I’ve been working hard in the garden for the past few weeks as Winter is the time to prune and transplant my fruit trees and berry canes from the old place (see clip for a peak at my heritage raspberry patch). I’ve also tidied-up the ornamental gardens here to make them more to my liking (second clip), and have been busy preparing patches for vegetables and herbs. I’ve even managed to transplant some herbs and vegetables to give me a head-start, but there’s still so much to do before I can feed the family with what I grow.

So far I have planted four rows of raspberries (about 50 small canes). The chooks are lovely to have around but they get under my feet and under my tools, looking for grubs and worms. I have to keep nudging them away so I don’t hurt them.

This clip gives you an idea of how many gardens are around the house but it doesn’t show all of them. All these gardens were overrun with weeds and it took a couple of days to clean them up with hand tools. I’m converting the garden around the pizza oven to be my herb garden, as it’s closest to the kitchen.

Gardening has been a hobby of mine since I was a child and achieving self-sufficiency in herb, fruit and vegetable production has been a dream for a long time – I get closer each year but moving house is a small setback. I don’t just grow food because it tastes better or to reduce waste and lower my environmental footprint, I need this time with the earth to feel balanced. I am deeply satisfied by long days in the garden that leave my muscles aching to the core… If only I allowed myself more time to do this.

Buy less and choose well

A few useful tools makes work in the garden easier. When I need to buy a tool, I buy the best I can afford (which isn’t always the best, just the best I can afford) because cheap tools are for fools. They don’t last and you end up spending more money and wasting more resources in the long run. Chose quality over quantity. But, I also rescue secondhand tools if I can.

I look for tools that are made from good quality metal and wood, with as little plastic parts and packaging as possible. They last longer, are easier to maintain and repair, and the materials are zero waste provided they are recycled or allowed to biodegrade.

Replacing broken plastic hose fittings with bass fittings.
As hose fittings break I have been replacing them with brass fittings instead of plastic ones. They can usually be found package free or with minimal packaging.

Make it last

Tool maintenance and repairs are important to keep them functioning well for many years and to stop the spread of disease between plants. I’m pretty good at fixing rather than replacing tools but I haven’t been so good at looking after them. I tend to leave them out in the garden so they are always there when I need them, and I’ve never sharpened or cleaned them before.

Well, that has changed!

Winter day in the gardening shed
Cold, wet days are a good time to spruce-up garden tools. There’s also something about the pitter-patter of rain on a tin roof while you work.

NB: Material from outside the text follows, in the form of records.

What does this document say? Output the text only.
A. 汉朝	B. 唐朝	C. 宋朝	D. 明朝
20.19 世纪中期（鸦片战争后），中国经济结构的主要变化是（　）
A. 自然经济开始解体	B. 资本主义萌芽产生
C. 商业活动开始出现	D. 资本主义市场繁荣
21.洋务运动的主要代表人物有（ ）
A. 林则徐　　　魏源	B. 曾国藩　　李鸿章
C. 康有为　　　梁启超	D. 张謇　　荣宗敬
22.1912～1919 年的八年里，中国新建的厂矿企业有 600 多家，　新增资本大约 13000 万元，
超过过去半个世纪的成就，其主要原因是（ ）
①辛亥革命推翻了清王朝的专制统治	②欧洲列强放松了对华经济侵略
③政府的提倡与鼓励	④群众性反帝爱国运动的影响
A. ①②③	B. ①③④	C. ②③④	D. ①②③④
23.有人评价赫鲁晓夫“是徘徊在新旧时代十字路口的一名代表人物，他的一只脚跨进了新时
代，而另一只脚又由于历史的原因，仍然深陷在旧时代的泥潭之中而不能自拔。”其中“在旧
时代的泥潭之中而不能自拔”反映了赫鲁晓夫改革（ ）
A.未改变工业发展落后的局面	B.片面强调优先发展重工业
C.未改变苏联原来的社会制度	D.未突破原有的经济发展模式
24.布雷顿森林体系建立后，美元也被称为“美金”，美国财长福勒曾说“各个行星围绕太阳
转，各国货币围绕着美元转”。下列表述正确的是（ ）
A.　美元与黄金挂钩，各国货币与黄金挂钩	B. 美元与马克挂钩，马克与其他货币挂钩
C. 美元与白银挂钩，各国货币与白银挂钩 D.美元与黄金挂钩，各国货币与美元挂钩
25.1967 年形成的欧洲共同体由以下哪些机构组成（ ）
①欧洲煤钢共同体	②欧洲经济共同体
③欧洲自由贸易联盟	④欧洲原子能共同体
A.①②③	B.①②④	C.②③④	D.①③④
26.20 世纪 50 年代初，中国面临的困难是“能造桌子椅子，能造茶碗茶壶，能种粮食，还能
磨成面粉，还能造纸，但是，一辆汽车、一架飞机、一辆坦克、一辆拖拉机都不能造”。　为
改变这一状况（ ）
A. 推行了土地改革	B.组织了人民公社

The first thing I did was repair my rake. I already replaced the wooden handle with another wooden handle last year, but it broke again! I decided the best way forward was to get my husband to weld a steel handle to the rake. I found the steel pole left behind by the previous owner in some grass. Great luck for me! Now it doesn’t matter if I leave the rake out in the weather.

Welding a steel handle onto my garden rake.


Weather-proof rake. Wooden handle replaced with a steel one.

Next, I washed and inspected my pitch fork, shovel and ho-mi and decided they were good enough as they were, so I moved on to cleaning, sharpening and oiling my secateurs, loppers and hand saw. Here are the resources I followed to do this, except that I used bulk bought olive oil to oil the tools and bulk bought detergent and homemade kombucha vinegar for cleaning. I also used a chisel, steel scourer, and old bamboo toothbrush for scrubbing. I had to buy a sharpening stone, so I recycled all parts of the packaging.

Organic Gardener Magazine also says mixing one part tea tree oil (packaged in a glass bottle) with 10 parts water will sterilise my equipment when pruning to prevent the spread of disease. Just dip the equipment into the solution for around 30 seconds.

It feels soooo good to properly care for my trusty tools, without creating any waste. This is creating value. This is frugal hedonism!

Hopefully I’ve encouraged you to get in the garden and show your tools some love. Please share with me more of your own tips and tricks for maintaining and repairing garden tools.



11 thoughts

  1. Ooh – I have a bucket of oily sand that I stab my tools into a few times before I stick them away. Not the secateurs but my trowels etc.

    I always go dotty looking at the beautiful tools at diggers!

    Liked by 1 person

  2. Great post. Like you we have moved house a bit, which usually means starting from scratch, but we eventually get there. I’m getting better at looking after my tools. I’ve used olive oil , but also linseed oil to protect them.

    Liked by 1 person

  3. You have inspired me to get outside on this sunny day and clean my tools. I have also never done it and I also leave them in the garden so can use them when I need them (I consider it me being resourceful with my time!). Today is the day!

    Liked by 1 person

  4. This post put a smile in my heart. I have old tools I use, and some I just care for because they were my Dad’s, and I learnt to garden from him. Tools hold memories too! And I hope everyone getting out there growing things with their kids are creating those memories too.